L'année 2010 marque le 50e anniversaire du début officiel de ce qu'un journaliste anglophone appellera plus tard la quiet revolution. Révolution tranquille (jusqu'en 1968...) qui avait commencé bien avant, il faut le dire, l'élection du Parti libéral de Jean Lesage, le 22 juin 1960.

Parmi les écrits qui se sont avérés les «accélérateurs» de cette époque de changement, Les insolences du frère Untel, lancé aux éditions de l'Homme en septembre 1960, compte parmi les plus importants.

«C'est un livre de civilisation», lance le journaliste et auteur Luc Dupont qui prépare une biographie du célèbre frère Untel, Jean-Paul Desbiens de son vrai nom (1927-2006). «Cet ouvrage allait beaucoup plus loin que de dénoncer le joual: Les insolences du frère Untel ont été un déclencheur de la Révolution tranquille.» «Une langue désossée parlée par une race servile», disait le bouillant frère Pierre-Jérôme, du nom que le jeune Desbiens avait pris en entrant chez les frères maristes en 1944.

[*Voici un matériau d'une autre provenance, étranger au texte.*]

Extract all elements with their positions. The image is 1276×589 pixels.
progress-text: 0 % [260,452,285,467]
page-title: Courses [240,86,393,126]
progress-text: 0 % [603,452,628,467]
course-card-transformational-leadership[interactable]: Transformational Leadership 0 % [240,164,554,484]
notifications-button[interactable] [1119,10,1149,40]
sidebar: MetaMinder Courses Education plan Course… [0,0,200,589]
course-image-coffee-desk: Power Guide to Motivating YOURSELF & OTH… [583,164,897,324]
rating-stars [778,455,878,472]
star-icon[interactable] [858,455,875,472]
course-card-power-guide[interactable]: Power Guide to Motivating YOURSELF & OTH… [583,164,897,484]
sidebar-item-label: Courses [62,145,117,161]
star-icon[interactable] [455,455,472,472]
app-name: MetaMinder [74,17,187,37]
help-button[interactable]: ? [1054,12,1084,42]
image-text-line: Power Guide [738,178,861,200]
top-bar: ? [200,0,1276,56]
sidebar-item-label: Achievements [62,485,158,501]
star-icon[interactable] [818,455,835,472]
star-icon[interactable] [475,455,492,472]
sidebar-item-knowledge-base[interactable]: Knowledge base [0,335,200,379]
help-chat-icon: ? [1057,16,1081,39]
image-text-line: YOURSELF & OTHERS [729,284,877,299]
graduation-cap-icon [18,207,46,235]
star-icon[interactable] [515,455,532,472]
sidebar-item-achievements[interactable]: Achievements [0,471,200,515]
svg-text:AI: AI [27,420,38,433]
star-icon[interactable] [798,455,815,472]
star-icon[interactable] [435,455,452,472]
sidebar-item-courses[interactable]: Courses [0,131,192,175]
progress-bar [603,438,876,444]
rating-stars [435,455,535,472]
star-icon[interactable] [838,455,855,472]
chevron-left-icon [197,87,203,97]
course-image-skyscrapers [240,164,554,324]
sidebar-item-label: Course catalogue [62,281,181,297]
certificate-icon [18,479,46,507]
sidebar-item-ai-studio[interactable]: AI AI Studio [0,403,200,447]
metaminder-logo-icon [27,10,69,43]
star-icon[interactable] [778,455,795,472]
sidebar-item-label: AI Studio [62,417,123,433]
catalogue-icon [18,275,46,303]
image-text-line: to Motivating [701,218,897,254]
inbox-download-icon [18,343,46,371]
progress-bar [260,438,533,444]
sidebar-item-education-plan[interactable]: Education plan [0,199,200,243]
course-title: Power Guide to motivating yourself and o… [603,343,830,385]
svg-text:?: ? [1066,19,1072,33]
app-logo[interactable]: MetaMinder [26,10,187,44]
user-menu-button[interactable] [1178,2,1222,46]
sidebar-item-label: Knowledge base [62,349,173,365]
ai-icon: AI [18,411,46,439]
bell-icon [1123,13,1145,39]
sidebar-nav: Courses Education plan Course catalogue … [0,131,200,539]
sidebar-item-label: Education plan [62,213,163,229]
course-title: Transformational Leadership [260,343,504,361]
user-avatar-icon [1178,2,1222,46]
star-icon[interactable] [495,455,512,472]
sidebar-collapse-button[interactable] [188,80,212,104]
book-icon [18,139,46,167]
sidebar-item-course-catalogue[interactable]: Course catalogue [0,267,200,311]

Pour souligner l'anniversaire, le Salon du livre a confié à Luc Dupont la conception d'une animation autour du frère Untel. Portant la soutane et la bavette des frères maristes, le comédien Xavier Vézina lira des extraits des lettres que le «frère Un Tel» avait fait paraître dans Le Devoir au cours des mois précédents et qui ont constitué le gros des Insolences. Les Presses de l'Université Laval (PUL) viennent d'ailleurs de lancer l'intégralité de ces documents sous le titre De quoi ont-ils peur?.

Si les impacts politiques des Insolences sont connus - l'ouvrage a contribué à la réflexion menant à l'institution du ministère de l'Éducation -, son influence sur les individus l'est moins. Ainsi Luc Dupont a-t-il invité l'essayiste et romancier André Major, un «témoin» - il avait alors 17 ans - qui avait trouvé dans cet ouvrage «le pendant de sa propre révolte intérieure». Dans le journal étudiant du collège des Eudistes, le futur cofondateur de la revue Parti pris (1963-1968) avait signé une critique favorable aux Insolences, position qui lui vaudra d'être renvoyé de la jeune institution rosemontoise.

Le «petit livre à une piastre» des éditions de l'Homme a changé bien des vies.

Lecture publique et table ronde sur les 50 ans des Insolences du frère Untel vendredi, 20h15, à l'Agora Van Houtte.